Flaws are found in validating medical studies
Many see need to overhaul standards for peer review....from The Boston GlobeBy Michael Kranish, Globe Staff | August 15, 2005
WASHINGTON -- They are two of the most widely publicized pieces of medical research in recent years: Reports in prestigious journals declared that women who underwent hormone replacement therapy, and people who ingested large amounts of Vitamin E, had relatively low rates of heart disease.
Each study was vetted by peer review, the basic process for checking medical research, in which other researchers judge whether papers meet scientific standards.
But after research contradicted those studies -- frustrating anyone who had followed their recommendations -- some specialists began looking at whether peer review had failed to identify serious flaws in the research.
But the specialists found that it was almost impossible to discover what had happened in the vetting process, since peer reviewers are unpaid, anonymous, and unaccountable. Moreover, their reviews are kept confidential, making it impossible to know the parameters of the reviews.
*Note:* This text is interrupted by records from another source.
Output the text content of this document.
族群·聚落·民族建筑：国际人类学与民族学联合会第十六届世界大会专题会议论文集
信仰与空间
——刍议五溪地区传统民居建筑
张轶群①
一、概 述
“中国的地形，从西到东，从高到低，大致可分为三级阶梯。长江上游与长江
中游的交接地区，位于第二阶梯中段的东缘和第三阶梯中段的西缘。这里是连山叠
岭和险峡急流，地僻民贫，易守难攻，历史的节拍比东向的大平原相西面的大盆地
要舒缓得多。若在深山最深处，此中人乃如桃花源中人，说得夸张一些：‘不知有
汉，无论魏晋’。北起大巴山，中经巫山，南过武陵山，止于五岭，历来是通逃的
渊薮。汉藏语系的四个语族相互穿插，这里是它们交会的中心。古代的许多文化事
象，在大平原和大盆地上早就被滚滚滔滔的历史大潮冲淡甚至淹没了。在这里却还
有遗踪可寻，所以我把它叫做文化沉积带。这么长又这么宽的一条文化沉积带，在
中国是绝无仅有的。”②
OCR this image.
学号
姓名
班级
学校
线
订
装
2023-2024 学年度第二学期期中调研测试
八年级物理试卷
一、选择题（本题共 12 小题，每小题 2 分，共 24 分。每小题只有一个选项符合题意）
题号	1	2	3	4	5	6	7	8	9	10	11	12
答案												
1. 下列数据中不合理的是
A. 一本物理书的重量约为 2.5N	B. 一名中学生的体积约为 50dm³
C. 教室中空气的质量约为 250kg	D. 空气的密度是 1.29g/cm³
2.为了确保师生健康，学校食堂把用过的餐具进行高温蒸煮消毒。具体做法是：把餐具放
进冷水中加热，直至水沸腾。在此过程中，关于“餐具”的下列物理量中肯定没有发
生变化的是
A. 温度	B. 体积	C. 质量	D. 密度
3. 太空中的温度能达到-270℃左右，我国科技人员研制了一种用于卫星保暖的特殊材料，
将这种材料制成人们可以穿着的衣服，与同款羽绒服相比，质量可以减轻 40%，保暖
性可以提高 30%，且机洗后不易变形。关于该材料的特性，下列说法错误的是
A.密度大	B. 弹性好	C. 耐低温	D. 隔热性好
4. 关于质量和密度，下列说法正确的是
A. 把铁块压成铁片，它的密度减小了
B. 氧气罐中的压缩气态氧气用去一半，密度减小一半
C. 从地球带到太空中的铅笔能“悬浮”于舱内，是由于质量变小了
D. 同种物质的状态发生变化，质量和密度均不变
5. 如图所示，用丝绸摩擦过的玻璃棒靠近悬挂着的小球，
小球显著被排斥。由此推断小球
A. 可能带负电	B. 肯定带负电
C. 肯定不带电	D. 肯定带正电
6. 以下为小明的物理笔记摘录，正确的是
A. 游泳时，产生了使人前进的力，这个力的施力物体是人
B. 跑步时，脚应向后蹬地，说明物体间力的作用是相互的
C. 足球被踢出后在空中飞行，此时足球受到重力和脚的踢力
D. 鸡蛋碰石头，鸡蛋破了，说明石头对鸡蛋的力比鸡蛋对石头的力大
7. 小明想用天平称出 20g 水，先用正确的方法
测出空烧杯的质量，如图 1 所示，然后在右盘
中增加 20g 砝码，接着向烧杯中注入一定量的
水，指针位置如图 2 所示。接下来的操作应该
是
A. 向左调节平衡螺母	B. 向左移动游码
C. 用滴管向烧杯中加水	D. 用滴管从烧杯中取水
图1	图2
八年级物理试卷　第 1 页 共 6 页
Now, after a study that sent reverberations through the medical profession by finding that almost one-third of top research articles have been either contradicted or seriously questioned, some specialists are calling for radical changes in the system.In advance of a world congress on peer review next month in Chicago, these specialists are suggesting that reviewers drop their anonymity and allow comments to be published. Some are proposing that peer reviewers be paid to ensure a more even quality of review and analysis among all journals.
Dr. Drummond Rennie, who relies on review as deputy editor of JAMA, the Journal of the American Medical Association, said of the process, ''The more we look into it, the harder it is to prove whether it does good or bad."
Rennie has called for greater study of whether peer review improves research, and he has a personal policy of disclosing his name when he reviews articles.
''It would be lovely to start anew and to set up a trial of peer review against no peer review," Rennie said. ''But no journal is willing to risk it."
Rennie's journal published the study, which said that subsequent research had found that almost one-third of the top papers that appeared in top journals over a 13-year period from 1990 to 2003, had been either contradicted or found to have potentially exaggerated results. All the articles had undergone vigorous peer review, leading to questions about whether problems should have been caught by reviewers.
The author of that study, Dr. John Ioannidis, an adjunct professor at the Tufts University School of Medicine, said that flaws in the system were not solely responsible for the problems with the initial studies, but he said that they may be ''part of the puzzle" that should be examined to improve research.
Ioannidis has proposed making peer reviews public so that ''one could see whether someone said, 'This is a great study, publish it,' or whether there was constructive scientific thinking, comment and criticism." He noted that he could not examine any peer reviews, including those for the hormone replacement and Vitamin E studies, because of the confidentiality surrounding peer review.